No one brings their child to the horse lot with an eye towards having that child become a riding instructor. Yet, some of the best instruction that occurs at our horse lot is when the teenage riders mentor newer riders. That is true whether the newer riders are kids or grand parents.
The volunteers who are at the core of our program come to understand all of those things. And the kids who ride with us for years also come to understand.
One of the most important notes that I have ever received from a teenage rider included this powerful phrase, "Thank you for teaching me to play music and to work hard."
Think about that, "...and to work hard." When a kid understands the importance of that lesson that kid has a huge step up on the rest of the world.
Thursday, February 4, 2021
It was not the kind of conversation that most doctors have with a patient who is a lawyer. It was even more remarkable in that I barely knew the doctor. He told me that my spine had a little glitch in it and that if it took a hard blow I would be much more likely to become paralyzed than are those who do not have th3 little glitch.
The news took me back a bit. I asked him if he was saying that I had to stop riding. he told me that riding was not a problem at all, but that falling off was. He said that I should stop riding horses that were not trained well to saddle.
To my surprise, he asked me if I had some young people that could ride the rough out of any that I was training. Well, it turns out that I do have a few first rate young riders who are also first rate young horse trainers.
I only wanted young people over 18 to begin the early training under saddle for program horses, although some other teens do great work training their own horses. One must understand what it means to do early saddle training on our horses.
It is not a rodeo. Our horses tend to be quite easy to train under saddle for several reasons:
1. Genetics--Colonial Spanish horses simply tend to have a better temperament than modern horses.
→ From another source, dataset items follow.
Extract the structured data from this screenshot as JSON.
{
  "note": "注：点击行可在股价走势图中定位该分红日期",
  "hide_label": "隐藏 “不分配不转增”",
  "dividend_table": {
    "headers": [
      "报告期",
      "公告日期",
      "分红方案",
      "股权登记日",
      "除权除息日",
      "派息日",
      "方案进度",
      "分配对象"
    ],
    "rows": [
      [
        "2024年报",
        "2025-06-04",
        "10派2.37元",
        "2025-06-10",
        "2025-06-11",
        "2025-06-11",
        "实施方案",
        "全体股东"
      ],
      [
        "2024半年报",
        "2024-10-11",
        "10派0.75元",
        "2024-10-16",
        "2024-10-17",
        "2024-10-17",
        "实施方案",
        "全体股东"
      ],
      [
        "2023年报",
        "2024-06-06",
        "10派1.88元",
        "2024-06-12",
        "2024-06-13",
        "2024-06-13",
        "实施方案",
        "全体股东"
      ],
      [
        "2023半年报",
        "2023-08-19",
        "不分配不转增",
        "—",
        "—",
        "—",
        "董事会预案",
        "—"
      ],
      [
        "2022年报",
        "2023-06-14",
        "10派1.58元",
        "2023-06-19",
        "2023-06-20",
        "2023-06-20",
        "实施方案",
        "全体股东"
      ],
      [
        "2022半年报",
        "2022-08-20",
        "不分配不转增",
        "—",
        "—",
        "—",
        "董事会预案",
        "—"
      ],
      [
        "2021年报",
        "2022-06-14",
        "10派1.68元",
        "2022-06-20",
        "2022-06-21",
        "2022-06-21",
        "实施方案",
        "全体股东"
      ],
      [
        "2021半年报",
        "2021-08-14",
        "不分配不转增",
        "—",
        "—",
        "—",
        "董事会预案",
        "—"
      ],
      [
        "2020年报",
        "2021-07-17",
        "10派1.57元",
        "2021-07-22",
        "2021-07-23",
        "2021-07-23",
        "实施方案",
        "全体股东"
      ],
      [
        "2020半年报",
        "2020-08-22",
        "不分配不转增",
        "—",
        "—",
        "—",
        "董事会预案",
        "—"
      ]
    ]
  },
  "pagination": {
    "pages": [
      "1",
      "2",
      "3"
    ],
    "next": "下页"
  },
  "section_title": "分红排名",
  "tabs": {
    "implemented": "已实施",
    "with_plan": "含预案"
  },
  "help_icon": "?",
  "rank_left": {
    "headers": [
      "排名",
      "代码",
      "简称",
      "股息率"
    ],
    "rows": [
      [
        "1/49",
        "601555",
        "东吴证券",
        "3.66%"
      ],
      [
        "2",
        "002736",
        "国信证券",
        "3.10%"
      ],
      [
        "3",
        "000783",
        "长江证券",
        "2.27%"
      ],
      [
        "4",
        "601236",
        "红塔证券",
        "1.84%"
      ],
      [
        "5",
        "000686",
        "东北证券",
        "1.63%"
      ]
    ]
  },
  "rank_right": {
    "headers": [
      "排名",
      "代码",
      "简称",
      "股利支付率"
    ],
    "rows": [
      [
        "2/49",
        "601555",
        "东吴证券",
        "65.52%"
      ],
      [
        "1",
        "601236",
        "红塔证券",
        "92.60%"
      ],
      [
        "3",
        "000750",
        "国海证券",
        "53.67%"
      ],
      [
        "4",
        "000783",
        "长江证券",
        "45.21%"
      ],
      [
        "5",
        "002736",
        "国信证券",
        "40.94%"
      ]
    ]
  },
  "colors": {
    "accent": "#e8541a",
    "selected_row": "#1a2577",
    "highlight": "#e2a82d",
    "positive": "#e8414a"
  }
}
2. Lifestyle--Our horses live in bands and are outside 24/7. They do not experience the chronic stress that most modern horses are subjected to through living solitary existences in stables. Most of our horses live most of the year entirely on grass, forbs, and hay and are not subjected to sugar ingestion. (At the moment we are feed horses more commercial feed in order to stretch our hay stores out into the spring. I do not like doing this but a few months of eating a regular diet of horse feed is not something that will be impossible to detox from their systems.)
3. Human interaction--Our horses rarely have negative interaction with people. Being handled appropriately by people who understand natural horsemanship and show neither inappropriate hostility or, even worse, unwarranted fear of the animal allows the horse to feel secure in the presence of humans.
4. Our horses have generally had many hours of training and handling before a rider mounts up and takes the reins.
With all of that said, I had a great deal of unease with the training of a five year old Marsh Tacky Mare, Taney Town. My unease was not so much with the horse as it was with the horse's intended purpose. For the next two or three years I expect to be her principle rider. She can join Janie, Joey, and Peter to give me a string of horses to use in trial riding teaching and training that could give me a comfortable 1,200 miles in a year of riding. I felt rather selfish asking Abigail to continue to work with her to get her ready for me.
I should not have felt that way. Abigail seems to have not minded at all. Before long I will be in the saddle and carrying me will build a lot of muscle on the mare.
In this picture she is behind Holland, a Shackleford Island horse. I suspect that it has been quite a while since these two strains have shared a ring together.